And how about insects? Well, you remember from primary school, the unit you did on Africa? Remember the termite mounds? They’re tall pillars of red dirt standing around in the veldt. Anyway, the termites live underground in enormous colonies, and those pillars are simply the ventilation holes.
Because of brilliant engineering, the termite nests are able to stay a constant 25C all year long. The hot air just rises out of these chimneys. The mounds can be much taller than a person, and because the soil near them is so rich, many have extra trees or bushes growing out of them. It’s so bizarre looking. Almost like coming across Lot’s wife in the desert. Hey, what was her name again? (Trick question, she didn’t have a name! See, I did do my Sunday School homework.)
Another queer kind of insect is the community web spider. They build little nests, about the size of a tennis ball, at the ends of branches. Inside these nests live 20,000 spiders. Talk about “yuk!” They are smaller than a pinhead, too small to bite you, so nothing to worry about there. At least, that’s what Jim said.
And, so I can take a little break (and give you one too) we’ll go from the very, very tiny to the extremely, extremely large -- the elephants. We saw massive families of elephant... 25-30 in a group, wandering through the bush. They are so quiet when grazing, which is astonishing for an animal that size. Just the occasional crack as a tree gets crunched or pushed over. For such a big animal, they can be surprisingly difficult to see. It’s usually the tusks that you focus in on first.
It seemed to be baby season for most animals, so lots of small eles hanging out with mum. They are simply darling. The elephant in Africa are the ones with BIG flapping ears... now I’ll never forget.
And that was just the very first drive.
We actually saw a whole lot more stuff that first evening than I’ve mentioned, but I don’t want to exhaust you immediately. (As if you weren’t tired of reading already; where are we at, episode 8 bazillion by now? Too bad I didn’t put this to more productive use and write a doctoral thesis.)
A friend from Chicago wrote me and said, "E, I can barely keep up... it’s like being on a high-speed Eurostar train, almost out of control!” (almost?) and her husband wrote, “You need a hobby!”, to which I must reply, “I’m afraid this IS my hobby, for now. Enjoy the ride, my pretties.” And that being said, if you’re NOT enjoying the ride, let me know and I’ll take you off the mailing list. I won’t be offended; I KNOW I’m not everyone’s cup of tea!

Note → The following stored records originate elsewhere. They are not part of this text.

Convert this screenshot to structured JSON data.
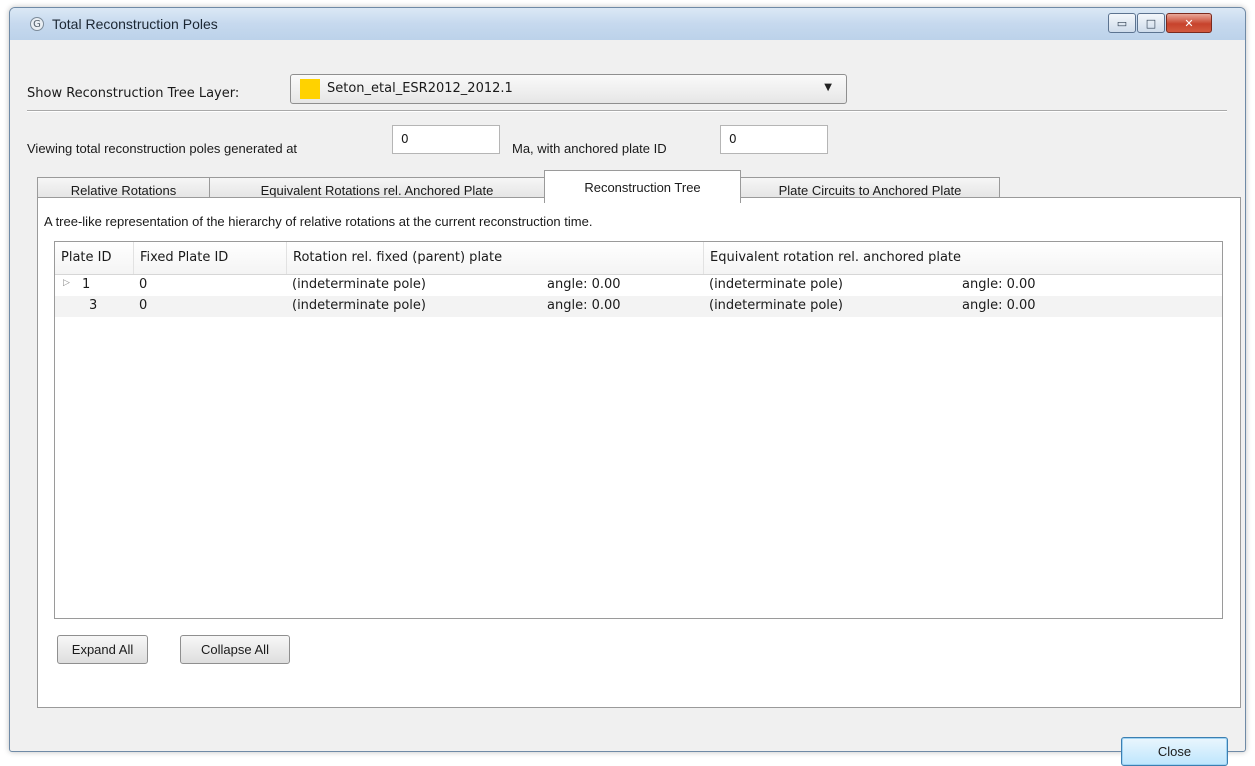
{
  "window": {
    "title": "Total Reconstruction Poles",
    "app_icon_glyph": "G",
    "controls": {
      "minimize": "▭",
      "maximize": "□",
      "close": "✕"
    }
  },
  "layer": {
    "label": "Show Reconstruction Tree Layer:",
    "selected": "Seton_etal_ESR2012_2012.1",
    "swatch_color": "#ffd200"
  },
  "viewing": {
    "prefix": "Viewing total reconstruction poles generated at",
    "time_value": "0",
    "middle": "Ma, with anchored plate ID",
    "plate_value": "0"
  },
  "tabs": [
    {
      "label": "Relative Rotations"
    },
    {
      "label": "Equivalent Rotations rel. Anchored Plate"
    },
    {
      "label": "Reconstruction Tree"
    },
    {
      "label": "Plate Circuits to Anchored Plate"
    }
  ],
  "active_tab": "Reconstruction Tree",
  "panel": {
    "description": "A tree-like representation of the hierarchy of relative rotations at the current reconstruction time."
  },
  "tree": {
    "columns": [
      "Plate ID",
      "Fixed Plate ID",
      "Rotation rel. fixed (parent) plate",
      "Equivalent rotation rel. anchored plate"
    ],
    "rows": [
      {
        "expander": "▷",
        "plate_id": "1",
        "fixed_plate_id": "0",
        "rel_pole": "(indeterminate pole)",
        "rel_angle": "angle: 0.00",
        "equiv_pole": "(indeterminate pole)",
        "equiv_angle": "angle: 0.00"
      },
      {
        "expander": "",
        "plate_id": "3",
        "fixed_plate_id": "0",
        "rel_pole": "(indeterminate pole)",
        "rel_angle": "angle: 0.00",
        "equiv_pole": "(indeterminate pole)",
        "equiv_angle": "angle: 0.00"
      }
    ]
  },
  "buttons": {
    "expand_all": "Expand All",
    "collapse_all": "Collapse All",
    "close": "Close"
  }
}
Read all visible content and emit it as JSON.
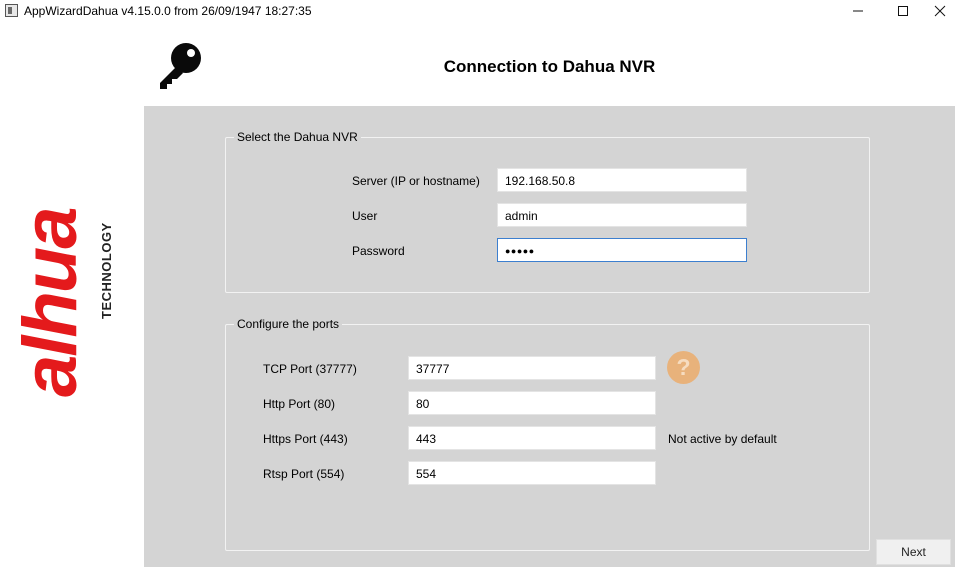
{
  "window": {
    "title": "AppWizardDahua v4.15.0.0 from 26/09/1947 18:27:35",
    "minimize_glyph": "—",
    "maximize_glyph": "☐",
    "close_glyph": "✕"
  },
  "brand": {
    "name": "alhua",
    "tagline": "TECHNOLOGY",
    "color": "#e41a1c"
  },
  "header": {
    "icon": "key-icon",
    "title": "Connection to Dahua NVR"
  },
  "nvr_group": {
    "legend": "Select the Dahua NVR",
    "server_label": "Server (IP or hostname)",
    "server_value": "192.168.50.8",
    "user_label": "User",
    "user_value": "admin",
    "password_label": "Password",
    "password_value": "●●●●●"
  },
  "ports_group": {
    "legend": "Configure the ports",
    "tcp_label": "TCP Port (37777)",
    "tcp_value": "37777",
    "http_label": "Http Port (80)",
    "http_value": "80",
    "https_label": "Https Port (443)",
    "https_value": "443",
    "https_note": "Not active by default",
    "rtsp_label": "Rtsp Port (554)",
    "rtsp_value": "554",
    "help_icon": "help-icon",
    "help_glyph": "?"
  },
  "footer": {
    "next_label": "Next"
  },
  "colors": {
    "content_bg": "#d4d4d4",
    "focus_border": "#3c7fcf",
    "help_icon": "#e8b27b"
  }
}
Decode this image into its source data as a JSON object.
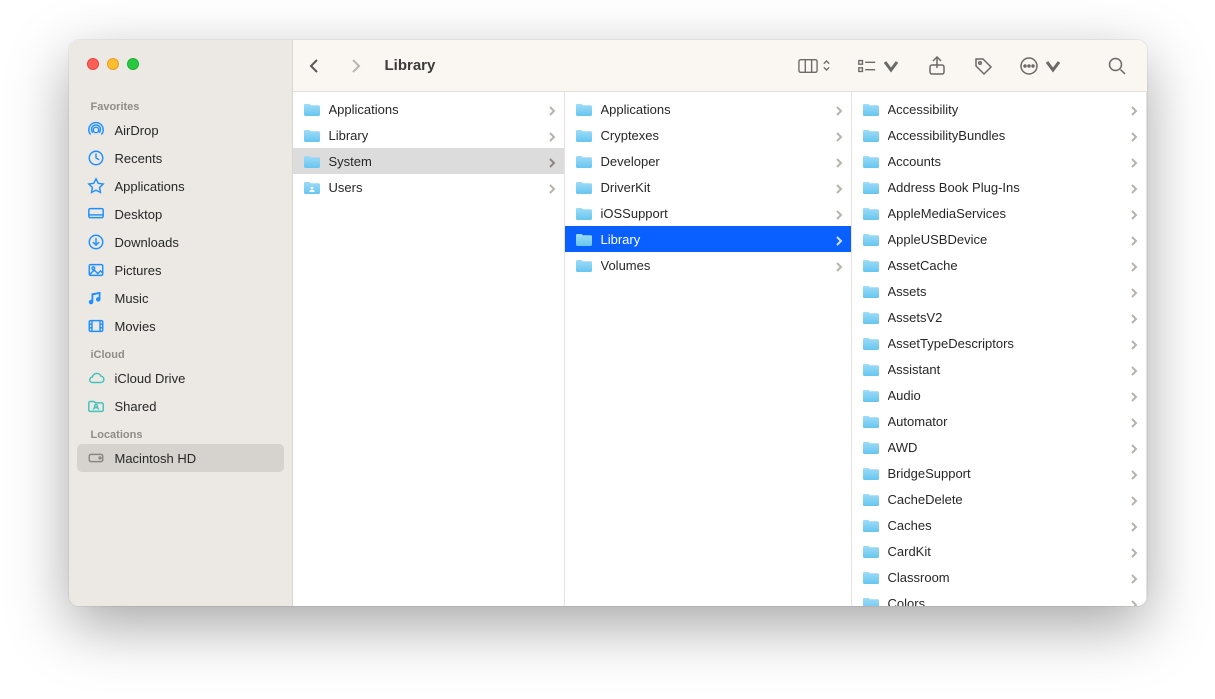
{
  "window": {
    "title": "Library"
  },
  "sidebar": {
    "sections": [
      {
        "heading": "Favorites",
        "items": [
          {
            "icon": "airdrop",
            "label": "AirDrop"
          },
          {
            "icon": "recents",
            "label": "Recents"
          },
          {
            "icon": "apps",
            "label": "Applications"
          },
          {
            "icon": "desktop",
            "label": "Desktop"
          },
          {
            "icon": "downloads",
            "label": "Downloads"
          },
          {
            "icon": "pictures",
            "label": "Pictures"
          },
          {
            "icon": "music",
            "label": "Music"
          },
          {
            "icon": "movies",
            "label": "Movies"
          }
        ]
      },
      {
        "heading": "iCloud",
        "items": [
          {
            "icon": "icloud",
            "label": "iCloud Drive"
          },
          {
            "icon": "shared",
            "label": "Shared"
          }
        ]
      },
      {
        "heading": "Locations",
        "items": [
          {
            "icon": "disk",
            "label": "Macintosh HD",
            "selected": true
          }
        ]
      }
    ]
  },
  "columns": [
    {
      "items": [
        {
          "name": "Applications"
        },
        {
          "name": "Library"
        },
        {
          "name": "System",
          "selected": "grey"
        },
        {
          "name": "Users",
          "special": "users"
        }
      ]
    },
    {
      "items": [
        {
          "name": "Applications"
        },
        {
          "name": "Cryptexes"
        },
        {
          "name": "Developer"
        },
        {
          "name": "DriverKit"
        },
        {
          "name": "iOSSupport"
        },
        {
          "name": "Library",
          "selected": "blue"
        },
        {
          "name": "Volumes"
        }
      ]
    },
    {
      "items": [
        {
          "name": "Accessibility"
        },
        {
          "name": "AccessibilityBundles"
        },
        {
          "name": "Accounts"
        },
        {
          "name": "Address Book Plug-Ins"
        },
        {
          "name": "AppleMediaServices"
        },
        {
          "name": "AppleUSBDevice"
        },
        {
          "name": "AssetCache"
        },
        {
          "name": "Assets"
        },
        {
          "name": "AssetsV2"
        },
        {
          "name": "AssetTypeDescriptors"
        },
        {
          "name": "Assistant"
        },
        {
          "name": "Audio"
        },
        {
          "name": "Automator"
        },
        {
          "name": "AWD"
        },
        {
          "name": "BridgeSupport"
        },
        {
          "name": "CacheDelete"
        },
        {
          "name": "Caches"
        },
        {
          "name": "CardKit"
        },
        {
          "name": "Classroom"
        },
        {
          "name": "Colors"
        }
      ]
    }
  ]
}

So, we returned to the lodge after dark, where we had a divine meal out of doors, under the stars, in a big circular area called a boma. It’s a big round protective wall made of vertical branches and grass, open to the sky above. There was a crackling, roaring fire pit in the center, and the tables ranged all around, with candles and white tablecloths and food that was simply too delicious. How civilized! And the stars came out as we sat there, and you could see the Milky Way like I’ve never seen in Chicago. Oh boy, tears. Never mind. It’s just too beautiful.
Finally, off for a good night’s sleep in our own little thatched roof cottage, in a lovely soft bed completely surrounded with mosquito netting. Why do they not DO mosquito netting in Chicago summers? I could really use it, as I’m the bite (or BITTEN) queen. Here, so far, so good, though. I’ve only been bitten by mozzies in the apartment so far.
And no dengue fever or other exotic diseases.